Before being named National Director of the IA/IC examination program, Ms. Jarcho was an Associate Director of the IA/IC examination program in the SEC’s Chicago regional office. She began her SEC career in 1990 in the Division of Enforcement and held several positions, including Branch Chief, Senior Trial Counsel, and Assistant Regional Director, before joining OCIE in 2008. Ms. Jarcho has a bachelor’s degree from Middlebury College and a law degree from the University of Wisconsin Law School

Jonathan Shapiro

Jonathan’s practice at Baker Botts is focused on the defense of business and securities litigation and government enforcement actions. He has litigated class actions, challenges to corporate transactions and governance, and other matters regarding allegations of fraud and breach of fiduciary duty, including jury and bench trials.
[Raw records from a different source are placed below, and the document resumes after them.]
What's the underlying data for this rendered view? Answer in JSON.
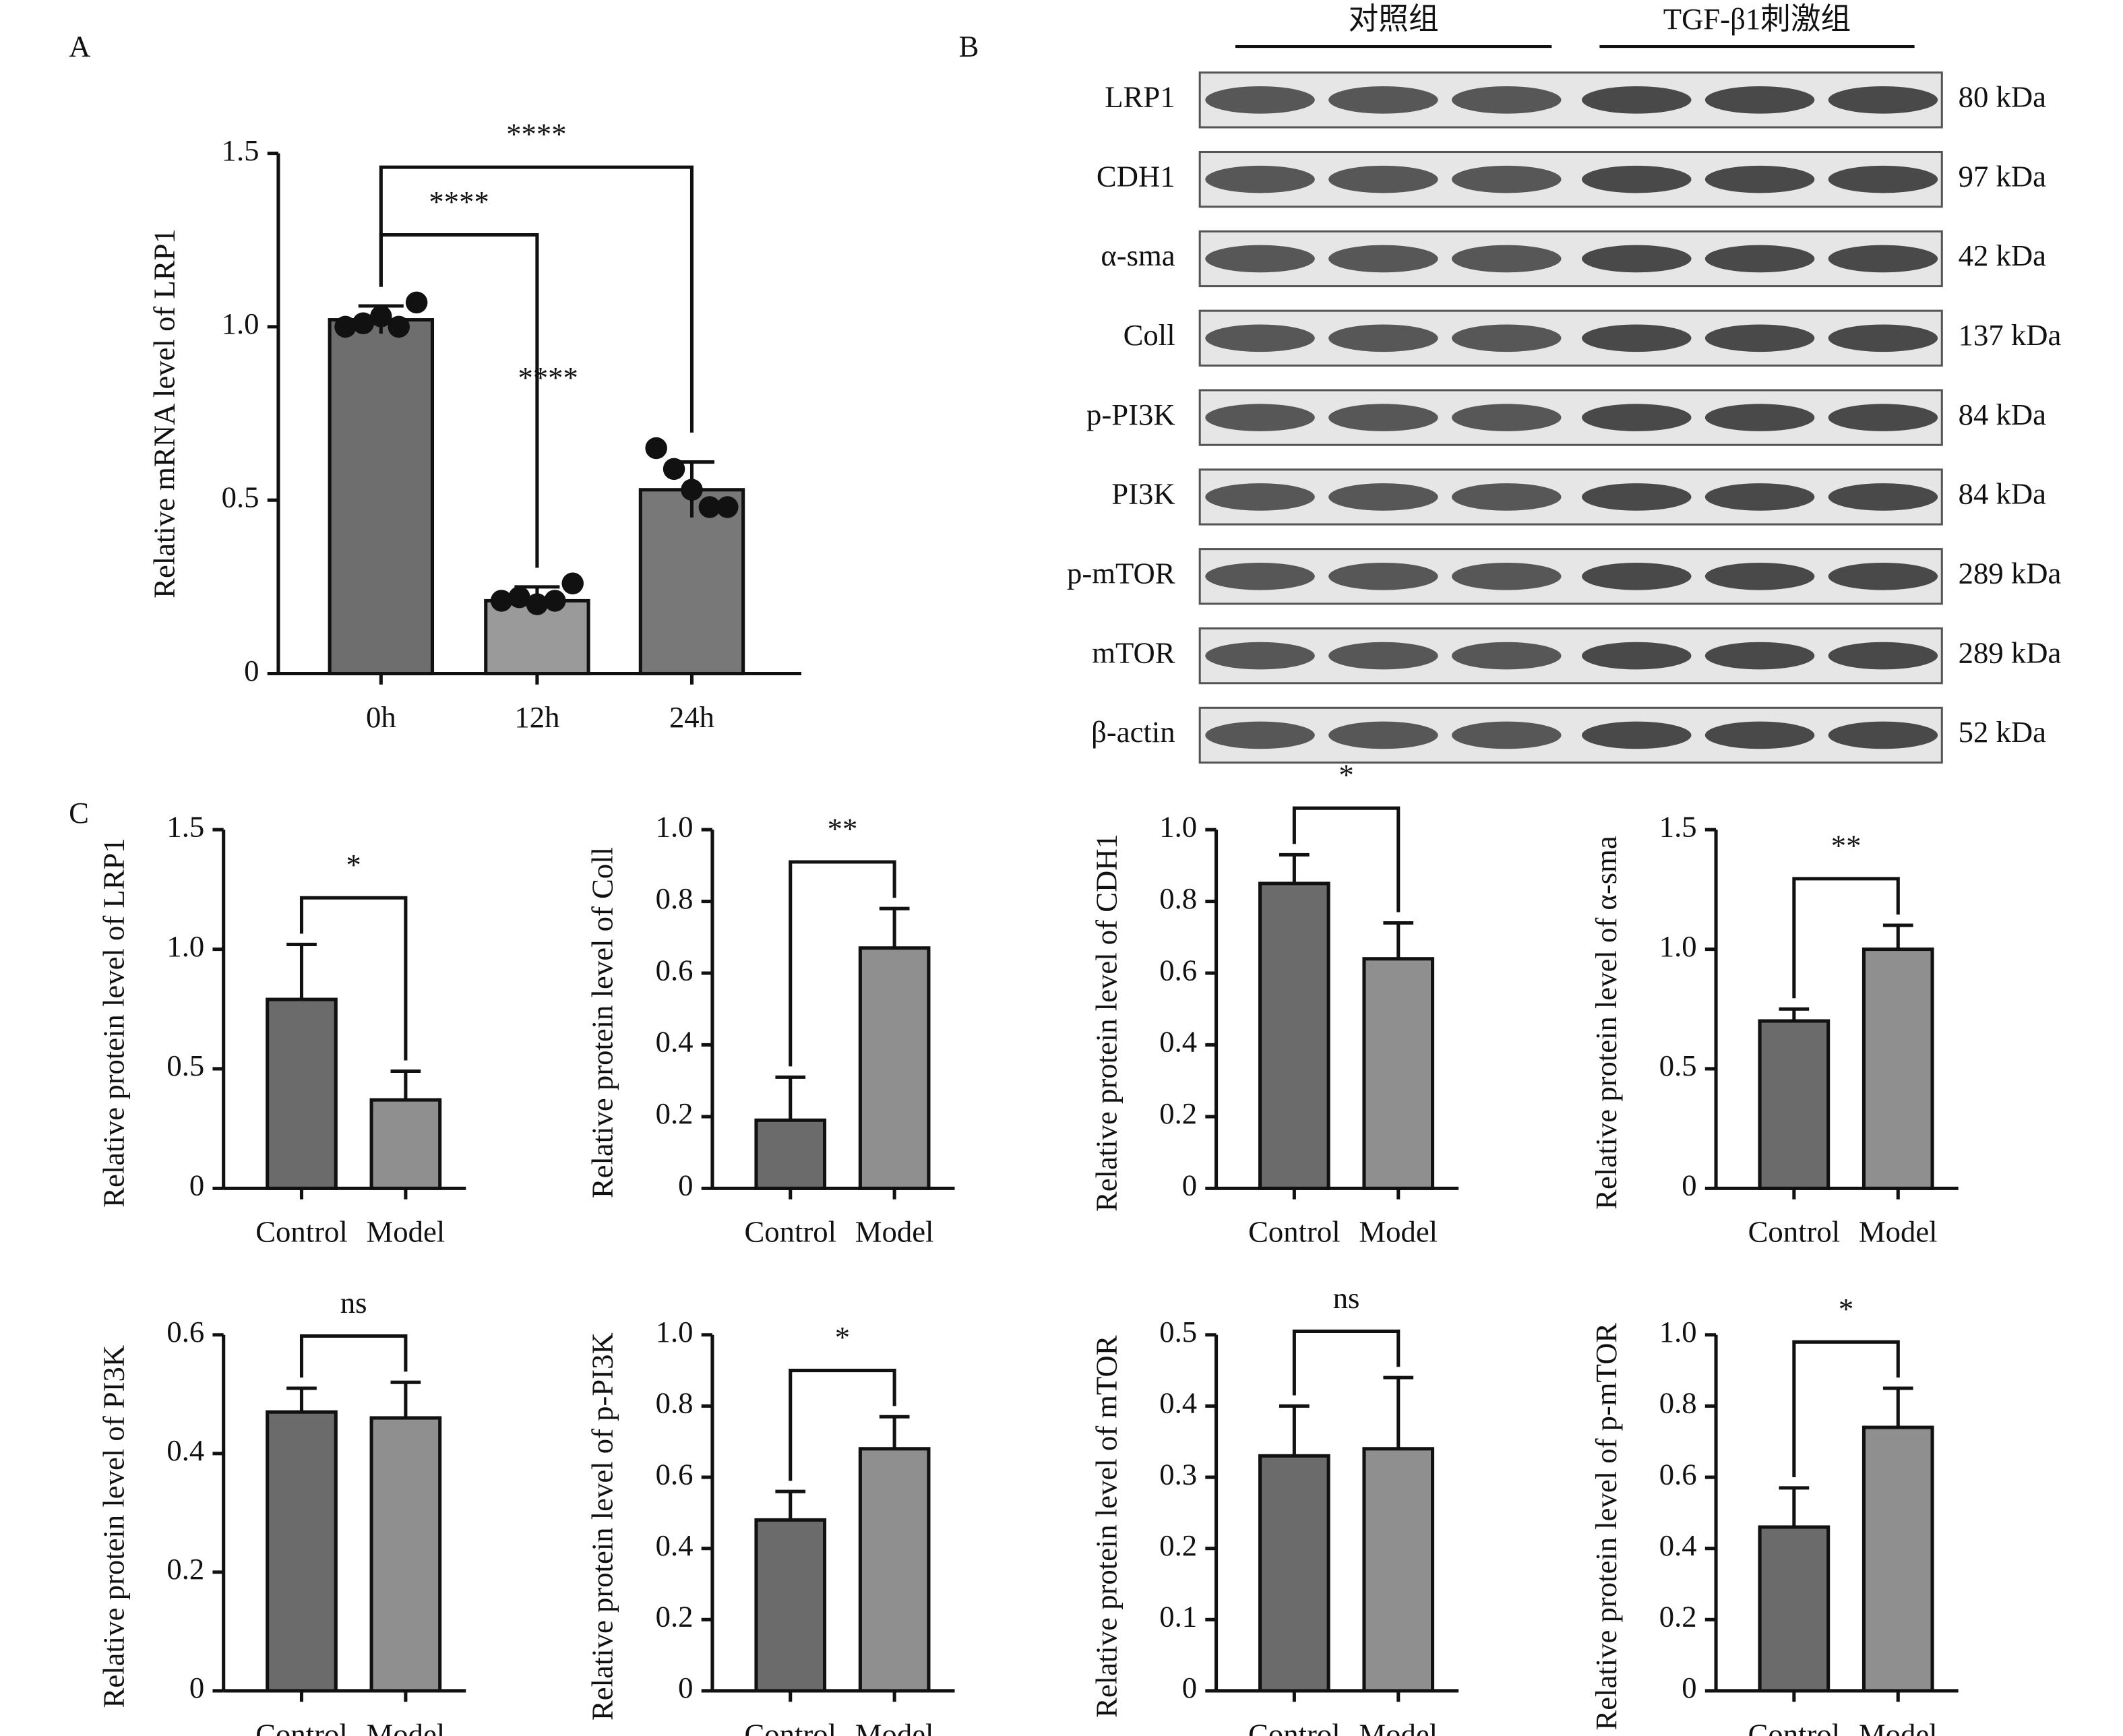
{
  "chart_data": [
    {
      "type": "bar",
      "label": "A",
      "ylabel": "Relative mRNA level of LRP1",
      "categories": [
        "0h",
        "12h",
        "24h"
      ],
      "values": [
        1.02,
        0.21,
        0.53
      ],
      "errors": [
        0.04,
        0.04,
        0.08
      ],
      "points": [
        [
          1.0,
          1.01,
          1.03,
          1.0,
          1.07
        ],
        [
          0.21,
          0.22,
          0.2,
          0.21,
          0.26
        ],
        [
          0.65,
          0.59,
          0.53,
          0.48,
          0.48
        ]
      ],
      "colors": [
        "#6e6e6e",
        "#9a9a9a",
        "#787878"
      ],
      "ylim": [
        0,
        1.5
      ],
      "yticks": [
        0,
        0.5,
        {
          "value": 1,
          "label": "1.0"
        },
        1.5
      ],
      "comparisons": [
        {
          "label": "****",
          "from": "0h",
          "to": "12h"
        },
        {
          "label": "****",
          "from": "0h",
          "to": "24h"
        },
        {
          "label": "****",
          "from": "12h",
          "to": "24h",
          "bracket": false
        }
      ]
    },
    {
      "type": "bar",
      "label": "C",
      "ylabel": "Relative protein level of LRP1",
      "categories": [
        "Control",
        "Model"
      ],
      "values": [
        0.79,
        0.37
      ],
      "errors": [
        0.23,
        0.12
      ],
      "colors": [
        "#6b6b6b",
        "#8f8f8f"
      ],
      "ylim": [
        0,
        1.5
      ],
      "yticks": [
        0,
        0.5,
        {
          "value": 1,
          "label": "1.0"
        },
        1.5
      ],
      "comparisons": [
        {
          "label": "*",
          "from": "Control",
          "to": "Model"
        }
      ]
    },
    {
      "type": "bar",
      "ylabel": "Relative protein level of Coll",
      "categories": [
        "Control",
        "Model"
      ],
      "values": [
        0.19,
        0.67
      ],
      "errors": [
        0.12,
        0.11
      ],
      "colors": [
        "#6b6b6b",
        "#8f8f8f"
      ],
      "ylim": [
        0,
        1
      ],
      "yticks": [
        0,
        0.2,
        0.4,
        0.6,
        0.8,
        {
          "value": 1,
          "label": "1.0"
        }
      ],
      "comparisons": [
        {
          "label": "**",
          "from": "Control",
          "to": "Model"
        }
      ]
    },
    {
      "type": "bar",
      "ylabel": "Relative protein level of CDH1",
      "categories": [
        "Control",
        "Model"
      ],
      "values": [
        0.85,
        0.64
      ],
      "errors": [
        0.08,
        0.1
      ],
      "colors": [
        "#6b6b6b",
        "#8f8f8f"
      ],
      "ylim": [
        0,
        1
      ],
      "yticks": [
        0,
        0.2,
        0.4,
        0.6,
        0.8,
        {
          "value": 1,
          "label": "1.0"
        }
      ],
      "comparisons": [
        {
          "label": "*",
          "from": "Control",
          "to": "Model"
        }
      ]
    },
    {
      "type": "bar",
      "ylabel": "Relative protein level of α-sma",
      "categories": [
        "Control",
        "Model"
      ],
      "values": [
        0.7,
        1.0
      ],
      "errors": [
        0.05,
        0.1
      ],
      "colors": [
        "#6b6b6b",
        "#8f8f8f"
      ],
      "ylim": [
        0,
        1.5
      ],
      "yticks": [
        0,
        0.5,
        {
          "value": 1,
          "label": "1.0"
        },
        1.5
      ],
      "comparisons": [
        {
          "label": "**",
          "from": "Control",
          "to": "Model"
        }
      ]
    },
    {
      "type": "bar",
      "ylabel": "Relative protein level of PI3K",
      "categories": [
        "Control",
        "Model"
      ],
      "values": [
        0.47,
        0.46
      ],
      "errors": [
        0.04,
        0.06
      ],
      "colors": [
        "#6b6b6b",
        "#8f8f8f"
      ],
      "ylim": [
        0,
        0.6
      ],
      "yticks": [
        0,
        0.2,
        0.4,
        0.6
      ],
      "comparisons": [
        {
          "label": "ns",
          "from": "Control",
          "to": "Model"
        }
      ]
    },
    {
      "type": "bar",
      "ylabel": "Relative protein level of p-PI3K",
      "categories": [
        "Control",
        "Model"
      ],
      "values": [
        0.48,
        0.68
      ],
      "errors": [
        0.08,
        0.09
      ],
      "colors": [
        "#6b6b6b",
        "#8f8f8f"
      ],
      "ylim": [
        0,
        1
      ],
      "yticks": [
        0,
        0.2,
        0.4,
        0.6,
        0.8,
        {
          "value": 1,
          "label": "1.0"
        }
      ],
      "comparisons": [
        {
          "label": "*",
          "from": "Control",
          "to": "Model"
        }
      ]
    },
    {
      "type": "bar",
      "ylabel": "Relative protein level of mTOR",
      "categories": [
        "Control",
        "Model"
      ],
      "values": [
        0.33,
        0.34
      ],
      "errors": [
        0.07,
        0.1
      ],
      "colors": [
        "#6b6b6b",
        "#8f8f8f"
      ],
      "ylim": [
        0,
        0.5
      ],
      "yticks": [
        0,
        0.1,
        0.2,
        0.3,
        0.4,
        0.5
      ],
      "comparisons": [
        {
          "label": "ns",
          "from": "Control",
          "to": "Model"
        }
      ]
    },
    {
      "type": "bar",
      "ylabel": "Relative protein level of p-mTOR",
      "categories": [
        "Control",
        "Model"
      ],
      "values": [
        0.46,
        0.74
      ],
      "errors": [
        0.11,
        0.11
      ],
      "colors": [
        "#6b6b6b",
        "#8f8f8f"
      ],
      "ylim": [
        0,
        1
      ],
      "yticks": [
        0,
        0.2,
        0.4,
        0.6,
        0.8,
        {
          "value": 1,
          "label": "1.0"
        }
      ],
      "comparisons": [
        {
          "label": "*",
          "from": "Control",
          "to": "Model"
        }
      ]
    }
  ],
  "blot": {
    "label": "B",
    "groups": [
      "对照组",
      "TGF-β1刺激组"
    ],
    "rows": [
      {
        "protein": "LRP1",
        "size": "80 kDa"
      },
      {
        "protein": "CDH1",
        "size": "97 kDa"
      },
      {
        "protein": "α-sma",
        "size": "42 kDa"
      },
      {
        "protein": "Coll",
        "size": "137 kDa"
      },
      {
        "protein": "p-PI3K",
        "size": "84 kDa"
      },
      {
        "protein": "PI3K",
        "size": "84 kDa"
      },
      {
        "protein": "p-mTOR",
        "size": "289 kDa"
      },
      {
        "protein": "mTOR",
        "size": "289 kDa"
      },
      {
        "protein": "β-actin",
        "size": "52 kDa"
      }
    ]
  }
}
Jonathan’s clients include public and financial services companies, officers and directors, and investment bankers. He also serves as counsel defending and conducting internal investigations to those subject to enforcement action under the Securities and Exchange Commission, the Department of Justice, FINRA, and other government agencies and self-regulatory organizations.

Carlos Vasquez

Carlos is Senior Counsel, Division of Enforcement, in the San Francisco Regional Office of the U.S. Securities and Exchange Commission. Carlos is responsible for the review and investigation of complaints directed to the San Francisco office. Carlos is also a member of the Division of Enforcement’s JOBS Act Task Force and one of the principal organizers of the SEC’s Silicon Valley Initiative program with the Stanford Rock Center for Corporate Governance. Before his current position, Carlos worked as a staff attorney and investigated a wide range of matters related to accounting fraud, stock options back dating, Ponzi schemes, the Foreign Corrupt Practices Act and other violations of the federal securities laws. Prior to joining the SEC, Carlos worked in private practice representing issuers, directors and officers in securities class actions and SEC investigations. Carlos received his Juris Doctor from Harvard Law School in 1994 and his Bachelor of Arts from the University of Texas at Austin in 1991.